As we grew up and moved around my parents used the Church as a focal point to meet people. Over the years this has diminished as attitudes to religion have changed but faith remains a central part of life in the Army, regardless of specifics.

Many soldiers who liberated Bergen-Belsen were deeply moved as they were of the Jewish faith and I met one Veteran at the 70th Anniversary last year who lived with the regret of not going further forward from his camp in Celle up the road to help his comrades in faith. I hope he found some solace in his pilgrimage at the age of 92.

What has fascinated me as we have moved around is the very slight adaptations to the ‘architects template’ for the Garrison Churches; many have been in former stables. It would seem that many were built in the early 1950’s as families were encouraged to accompany their serving soldier to Germany.

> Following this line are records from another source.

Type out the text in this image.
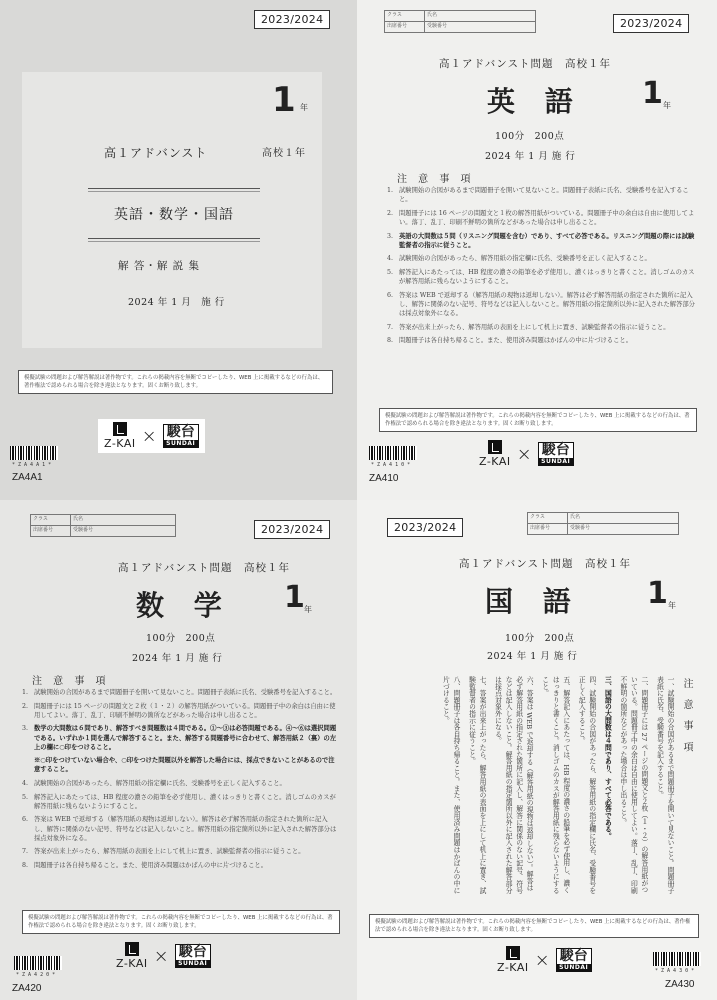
2023/2024
1 年
高１アドバンスト	高校１年
英語・数学・国語
解 答・解 説 集
2024 年 1 月　施 行
模擬試験の問題および解答解説は著作物です。これらの掲載内容を無断でコピーしたり、WEB 上に掲載するなどの行為は、著作権法で認められる場合を除き違法となります。固くお断り致します。
Z-KAI × 駿台
SUNDAI
* Z A 4 A 1 *
ZA4A1
クラス	氏名
出席番号	受験番号	2023/2024
高１アドバンスト問題　高校１年
英 語 1 年
100分　200点
2024 年 1 月 施 行
注 意 事 項
1. 試験開始の合図があるまで問題冊子を開いて見ないこと。問題冊子表紙に氏名、受験番号を記入すること。
2. 問題冊子には 16 ページの問題文と１枚の解答用紙がついている。問題冊子中の余白は自由に使用してよい。落丁、乱丁、印刷不鮮明の箇所などがあった場合は申し出ること。
3. 英語の大問数は５問（リスニング問題を含む）であり、すべて必答である。リスニング問題の際には試験監督者の指示に従うこと。
4. 試験開始の合図があったら、解答用紙の指定欄に氏名、受験番号を正しく記入すること。
5. 解答記入にあたっては、HB 程度の濃さの鉛筆を必ず使用し、濃くはっきりと書くこと。消しゴムのカスが解答用紙に残らないようにすること。
6. 答案は WEB で返却する（解答用紙の現物は返却しない）。解答は必ず解答用紙の指定された箇所に記入し、解答に関係のない記号、符号などは記入しないこと。解答用紙の指定箇所以外に記入された解答部分は採点対象外になる。
7. 答案が出来上がったら、解答用紙の表面を上にして机上に置き、試験監督者の指示に従うこと。
8. 問題冊子は各自持ち帰ること。また、使用済み問題はかばんの中に片づけること。
模擬試験の問題および解答解説は著作物です。これらの掲載内容を無断でコピーしたり、WEB 上に掲載するなどの行為は、著作権法で認められる場合を除き違法となります。固くお断り致します。
Z-KAI × 駿台
SUNDAI
* Z A 4 1 0 *
ZA410
クラス	氏名
出席番号	受験番号	2023/2024
高１アドバンスト問題　高校１年
数 学 1 年
100分　200点
2024 年 1 月 施 行
注 意 事 項
1. 試験開始の合図があるまで問題冊子を開いて見ないこと。問題冊子表紙に氏名、受験番号を記入すること。
2. 問題冊子には 15 ページの問題文と２枚（１・２）の解答用紙がついている。問題冊子中の余白は自由に使用してよい。落丁、乱丁、印刷不鮮明の箇所などがあった場合は申し出ること。
3. 数学の大問数は６問であり、解答すべき問題数は４問である。①～③は必答問題である。④～⑥は選択問題である。いずれか１問を選んで解答すること。また、解答する問題番号に合わせて、解答用紙２（裏）の左上の欄に○印をつけること。
※○印をつけていない場合や、○印をつけた問題以外を解答した場合には、採点できないことがあるので注意すること。
4. 試験開始の合図があったら、解答用紙の指定欄に氏名、受験番号を正しく記入すること。
5. 解答記入にあたっては、HB 程度の濃さの鉛筆を必ず使用し、濃くはっきりと書くこと。消しゴムのカスが解答用紙に残らないようにすること。
6. 答案は WEB で返却する（解答用紙の現物は返却しない）。解答は必ず解答用紙の指定された箇所に記入し、解答に関係のない記号、符号などは記入しないこと。解答用紙の指定箇所以外に記入された解答部分は採点対象外になる。
7. 答案が出来上がったら、解答用紙の表面を上にして机上に置き、試験監督者の指示に従うこと。
8. 問題冊子は各自持ち帰ること。また、使用済み問題はかばんの中に片づけること。
模擬試験の問題および解答解説は著作物です。これらの掲載内容を無断でコピーしたり、WEB 上に掲載するなどの行為は、著作権法で認められる場合を除き違法となります。固くお断り致します。
Z-KAI × 駿台
SUNDAI
* Z A 4 2 0 *
ZA420
2023/2024
クラス	氏名
出席番号	受験番号
高１アドバンスト問題　高校１年
国 語 1 年
100分　200点
2024 年 1 月 施 行
注 意 事 項

一、試験開始の合図があるまで問題冊子を開いて見ないこと。問題冊子表紙に氏名、受験番号を記入すること。

二、問題冊子には 27 ページの問題文と２枚（１・２）の解答用紙がついている。問題冊子中の余白は自由に使用してよい。落丁、乱丁、印刷不鮮明の箇所などがあった場合は申し出ること。

三、国語の大問数は４問であり、すべて必答である。

四、試験開始の合図があったら、解答用紙の指定欄に氏名、受験番号を正しく記入すること。

五、解答記入にあたっては、HB 程度の濃さの鉛筆を必ず使用し、濃くはっきりと書くこと。消しゴムのカスが解答用紙に残らないようにすること。

六、答案は WEB で返却する（解答用紙の現物は返却しない）。解答は必ず解答用紙の指定された箇所に記入し、解答に関係のない記号、符号などは記入しないこと。解答用紙の指定箇所以外に記入された解答部分は採点対象外になる。

七、答案が出来上がったら、解答用紙の表面を上にして机上に置き、試験監督者の指示に従うこと。

八、問題冊子は各自持ち帰ること。また、使用済み問題はかばんの中に片づけること。

模擬試験の問題および解答解説は著作物です。これらの掲載内容を無断でコピーしたり、WEB 上に掲載するなどの行為は、著作権法で認められる場合を除き違法となります。固くお断り致します。
Z-KAI × 駿台
SUNDAI	* Z A 4 3 0 *
ZA430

Whilst there may no longer be ‘sponsored Sundays’ where a unit filled a church with soldiers that were on Church Parade; the service ending with the last verse of ‘Eternal Father strong to save’; units being given a week off as it was the turn of the uniformed groups – Guides, Scouts, Brownies and Cubs; Church choirs were in abundance and carol singing around the patch at Christmas was looked forward to.

The greater mix of faiths has brought such variety and understanding to life in Germany and I will try to find out more over the next year.